Risk factors for hypocalcaemia in patients with cancer receiving denosumab — ASN Events

Risk factors for hypocalcaemia in patients with cancer receiving denosumab (#94)

Richard De Boer 1 , Jean-Jacques Body 2 , Henry G. Bone 3 , Catherine Van Poznak 4 , Alison Stopeck 5 , Ronaldo Damião 6 , Karim Fizazi 7 , Toni Ibrahim 8 , Allan Lipton 9 , Fred Saad 10 , Neal Shore 11 , Toshimi Takano 12 , Huei Wang 13 , Oswaldo L. Bracco 13 , Arun Balakumaran 13 , Paul J. Kostenuik 13
  1. Royal Melbourne Hospital, Melbourne, Victoria, Australia
  2. CHU Brugmann, Université Libre de Bruxelles , Brussels, Belgium
  3. Michigan Bone and Mineral Clinic, Detroit, Michigan, USA
  4. University of Michigan Comprehensive Cancer Center, Ann Arbor, Michigan, USA
  5. University of Arizona Cancer Center, Tuscon, Arizona, USA
  6. Hospital Universitario Pedro Ernesto, Rio de Janeiro, Brazil
  7. Institut Gustave Roussy, University of Paris Sud, Villejuif, France
  8. IRCCS- Istituto Scientifico Romagnolo per lo Studio e la Cura dei Tumori, Meldola, Italy
  9. Pennsylvania State University, Milton S Hershey Medical Center, Hershey, PA, USA
  10. University of Montreal Hospital Center, Montreal, Quebec, Canada
  11. Carolina Urologic Research Center, Myrtle Beach, South Carolina, USA
  12. Toranomon Hospital, Tokyo, Japan
  13. Amgen Inc, Thousand Oaks, California, USA

Aim: Denosumab can cause hypocalcaemia and patients with inadequate intake of calcium and vitamin D are at increased risk.
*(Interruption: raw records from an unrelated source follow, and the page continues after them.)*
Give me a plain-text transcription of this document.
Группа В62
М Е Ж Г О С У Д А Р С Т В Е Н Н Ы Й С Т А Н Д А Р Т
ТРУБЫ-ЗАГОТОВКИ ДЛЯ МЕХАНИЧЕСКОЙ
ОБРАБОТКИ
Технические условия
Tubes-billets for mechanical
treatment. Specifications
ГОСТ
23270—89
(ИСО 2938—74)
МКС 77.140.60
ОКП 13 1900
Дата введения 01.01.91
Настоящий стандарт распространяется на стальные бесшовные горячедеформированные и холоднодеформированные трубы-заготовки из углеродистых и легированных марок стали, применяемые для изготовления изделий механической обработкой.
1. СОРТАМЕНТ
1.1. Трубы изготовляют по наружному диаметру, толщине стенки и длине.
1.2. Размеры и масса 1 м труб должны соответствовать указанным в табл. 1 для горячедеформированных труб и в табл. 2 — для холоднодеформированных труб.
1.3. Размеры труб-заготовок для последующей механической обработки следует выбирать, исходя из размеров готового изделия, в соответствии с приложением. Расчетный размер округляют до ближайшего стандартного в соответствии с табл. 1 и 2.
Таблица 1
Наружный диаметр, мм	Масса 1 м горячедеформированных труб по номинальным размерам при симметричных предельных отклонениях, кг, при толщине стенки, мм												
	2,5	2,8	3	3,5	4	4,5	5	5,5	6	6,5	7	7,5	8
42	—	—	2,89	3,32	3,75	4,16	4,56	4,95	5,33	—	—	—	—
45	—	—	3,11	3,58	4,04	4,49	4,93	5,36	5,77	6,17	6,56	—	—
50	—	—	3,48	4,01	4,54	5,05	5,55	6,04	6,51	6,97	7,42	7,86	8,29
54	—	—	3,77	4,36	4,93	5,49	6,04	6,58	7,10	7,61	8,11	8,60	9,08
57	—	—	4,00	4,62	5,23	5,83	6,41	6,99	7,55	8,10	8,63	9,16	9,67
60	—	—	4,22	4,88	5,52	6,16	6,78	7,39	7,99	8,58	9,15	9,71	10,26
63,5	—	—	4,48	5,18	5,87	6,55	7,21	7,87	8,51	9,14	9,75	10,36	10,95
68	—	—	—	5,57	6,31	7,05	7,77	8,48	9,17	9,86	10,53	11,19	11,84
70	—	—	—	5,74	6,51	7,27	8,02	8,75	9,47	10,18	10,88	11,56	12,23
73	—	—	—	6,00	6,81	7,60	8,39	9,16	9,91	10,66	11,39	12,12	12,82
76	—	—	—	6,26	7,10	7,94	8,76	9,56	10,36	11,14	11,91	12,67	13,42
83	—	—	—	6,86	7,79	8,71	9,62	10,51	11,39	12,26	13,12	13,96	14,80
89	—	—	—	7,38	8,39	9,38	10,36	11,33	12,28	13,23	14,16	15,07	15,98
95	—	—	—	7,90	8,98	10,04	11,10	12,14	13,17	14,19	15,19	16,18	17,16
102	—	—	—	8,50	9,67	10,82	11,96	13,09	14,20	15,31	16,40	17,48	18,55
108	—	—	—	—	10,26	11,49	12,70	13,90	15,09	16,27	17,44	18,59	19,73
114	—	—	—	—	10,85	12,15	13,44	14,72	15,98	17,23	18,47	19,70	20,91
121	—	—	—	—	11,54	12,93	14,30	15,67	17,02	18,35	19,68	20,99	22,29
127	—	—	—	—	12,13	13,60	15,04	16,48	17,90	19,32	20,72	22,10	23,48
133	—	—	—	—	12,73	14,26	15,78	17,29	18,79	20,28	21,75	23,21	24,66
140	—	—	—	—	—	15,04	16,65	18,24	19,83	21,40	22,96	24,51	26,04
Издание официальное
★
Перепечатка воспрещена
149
Additional baseline risk factors for developing hypocalcaemia in patients with metastatic bone disease (MBD) were evaluated to aid clinical risk assessment.
Methods: A post-hoc analysis used data from three identically designed phase 3 trials comparing monthly 4mg zoledronic acid (ZA) to 120mg denosumab in patients with MBD to identify lab events of grade ≥2 hypocalcaemia (CTCAE: <8.0–7.0mg/dL; <2.0–1.75mmol/L). Patient characteristics evaluated included: gender, tumour type, bone lesion type (osteolytic, osteoblastic, mixed), baseline calculated creatinine clearance (CrCl), number of bone metastases (mets), and baseline bone-specific alkaline phosphatase (BSAP) and urinary N-telopeptide (uNTx) levels.
Results: The overall incidence of lab grade ≥ 2 hypocalcaemia events in denosumab-treated patients was 12.4% and this was greater than in ZA-treated patients. Baseline patient characteristics associated with higher incidence of hypocalcaemia included: male gender (15.4%), prostate cancer (20.5%), small cell lung cancer (18.0%), and CrCl 30–60mL/min (15.5%). The risk of developing hypocalcaemia (HR [95% CI]) was increased in patients with >2 bone mets (1.329 [1.044, 1.692]; p=0.021), those with higher BSAP (2.078 [1.579, 2.734]; p<0.0001) or uNTx (1.316 [1.031, 1.680); p=0.027] levels and higher BSAP with >2 mets (4.236 [2.117, 8.479]; p=0.021 for interaction of baseline BSAP and number of bone mets). Osseous lesion type did not significantly increase the risk (p≥0.23).
Conclusions: The risk of hypocalcaemia after denosumab for MBD is associated with the number of bone mets and elevated bone turnover markers, especially in patients with high BSAP and >2 bone mets. BSAP may indicate the potential for deposition of calcium in undermineralised matrix. Patients with high bone turnover may be more susceptible to hypocalcaemia when osteoclasts are rapidly inhibited, particularly when calcium and vitamin D intake is insufficient.